Image taken from Canva

Kekerasan Dalam Rumah Tangga (KDRT) sering dianggap sebagai salah satu pemicu permasalahan di dalam rumah tangga yang dapat berujung pada perceraian. Peran KDRT sebagai penyebab perceraian mengalami peningkatan dari yang awalnya sebanyak 3,271 kasus di tahun 2020 hingga mencapai 5,174 kasus di tahun 2023[1]. Peningkatan kasus KDRT perlu mendapatkan perhatian serius mengingat korban dan pelaku memiliki hubungan saling ketergantungan terutama dari sisi finansial dan emosional sehingga cara penanganannya tidak dapat disamakan dengan kasus kekerasan pada umumnya.

Saat ini, masih banyak masyarakat yang memandang KDRT hanya sebatas kekerasan fisik serta seksual yang dilakukan oleh laki-laki kepada perempuan dan anak-anak. Pandangan ini mempersempit pemahaman mengenai KDRT, sehingga menutup kemungkinan bahwa laki-laki juga bisa menjadi korban. Persepsi ini diperkuat oleh berbagai studi yang menyebutkan bahwa mayoritas korban KDRT merupakan perempuan yang mengalami luka fisik serius dan memerlukan penanganan medis[2]. Sebagian besar data kasus KDRT yang tersedia juga berasal dari laporan yang dilayangkan oleh pihak perempuan[3], sehingga memperkuat anggapan bahwa pelaku kasus kekerasan adalah laki-laki. Selain itu, adanya pandangan bahwa secara psikologis laki-laki cenderung lebih agresif dibanding dengan perempuan turut memperkuat stereotip ini.

Persepsi yang sempit ini membatasi pemahaman tentang KDRT dan mengabaikan bentuk-bentuk kekerasan lain yang sebenarnya sudah diakui dalam literatur ilmiah maupun naskah hukum.

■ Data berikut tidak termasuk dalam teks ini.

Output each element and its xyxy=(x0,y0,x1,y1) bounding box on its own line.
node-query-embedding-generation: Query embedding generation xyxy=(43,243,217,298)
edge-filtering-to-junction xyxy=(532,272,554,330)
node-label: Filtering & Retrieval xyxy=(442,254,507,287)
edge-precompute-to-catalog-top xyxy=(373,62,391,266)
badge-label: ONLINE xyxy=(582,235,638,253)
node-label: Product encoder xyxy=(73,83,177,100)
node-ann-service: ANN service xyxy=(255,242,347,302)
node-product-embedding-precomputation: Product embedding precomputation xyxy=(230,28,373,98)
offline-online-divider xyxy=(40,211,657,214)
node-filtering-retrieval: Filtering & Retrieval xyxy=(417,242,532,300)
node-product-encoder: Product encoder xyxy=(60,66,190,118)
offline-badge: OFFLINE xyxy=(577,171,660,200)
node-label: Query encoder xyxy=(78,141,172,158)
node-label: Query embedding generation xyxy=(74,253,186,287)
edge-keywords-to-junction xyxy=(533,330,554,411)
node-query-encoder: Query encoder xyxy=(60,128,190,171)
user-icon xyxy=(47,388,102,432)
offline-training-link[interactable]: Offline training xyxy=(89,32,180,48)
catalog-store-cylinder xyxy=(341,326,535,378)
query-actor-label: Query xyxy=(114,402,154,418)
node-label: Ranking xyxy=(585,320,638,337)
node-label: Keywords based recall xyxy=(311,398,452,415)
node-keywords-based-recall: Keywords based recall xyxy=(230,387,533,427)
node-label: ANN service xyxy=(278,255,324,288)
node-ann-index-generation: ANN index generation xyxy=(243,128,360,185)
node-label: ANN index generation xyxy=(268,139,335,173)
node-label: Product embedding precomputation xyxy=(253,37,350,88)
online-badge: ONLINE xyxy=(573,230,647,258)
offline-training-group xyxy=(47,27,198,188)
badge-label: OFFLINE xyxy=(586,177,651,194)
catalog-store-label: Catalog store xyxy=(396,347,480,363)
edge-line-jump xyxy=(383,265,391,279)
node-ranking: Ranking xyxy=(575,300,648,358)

Pasal 5 Undang-undang No. 23 tahun 2004 tentang Penghapusan Kekerasan Dalam Rumah Tangga menyebutkan bahwa bentuk kekerasan dalam rumah tangga meliputi kekerasan fisik, kekerasan psikis, kekerasan seksual dan penelantaran rumah tangga. Lebih lanjut, Pasal 1 poin 2 Undang-undang No. 23 tahun 2004 tentang Penghapusan Kekerasan Dalam Rumah Tangga disebutkan bahwa korban KDRT adalah orang yang mengalami kekerasan dan/atau ancaman kekerasan dalam lingkup rumah tangga. Meskipun pada Pasal 1 poin 1 Undang-undang No. 23 tahun 2004 tentang Penghapusan Kekerasan Dalam Rumah Tangga menyebutkan definisi KDRT sebagai setiap perbuatan terhadap seseorang terutama perempuan, yang berakibat timbulnya kesengsaraan atau penderitaan secara fisik, seksual, psikologis, dan/atau penelantaran rumah tangga termasuk ancaman untuk melakukan perbuatan, pemaksaan, atau perampasan kemerdekaan secara melawan hukum dalam lingkup rumah tangga, tidak ada ketentutan yang menyatakan bahwa korban KDRT harus perempuan. Artinya, KDRT dapat menimpa siapa saja tanpa memandang jenis kelamin.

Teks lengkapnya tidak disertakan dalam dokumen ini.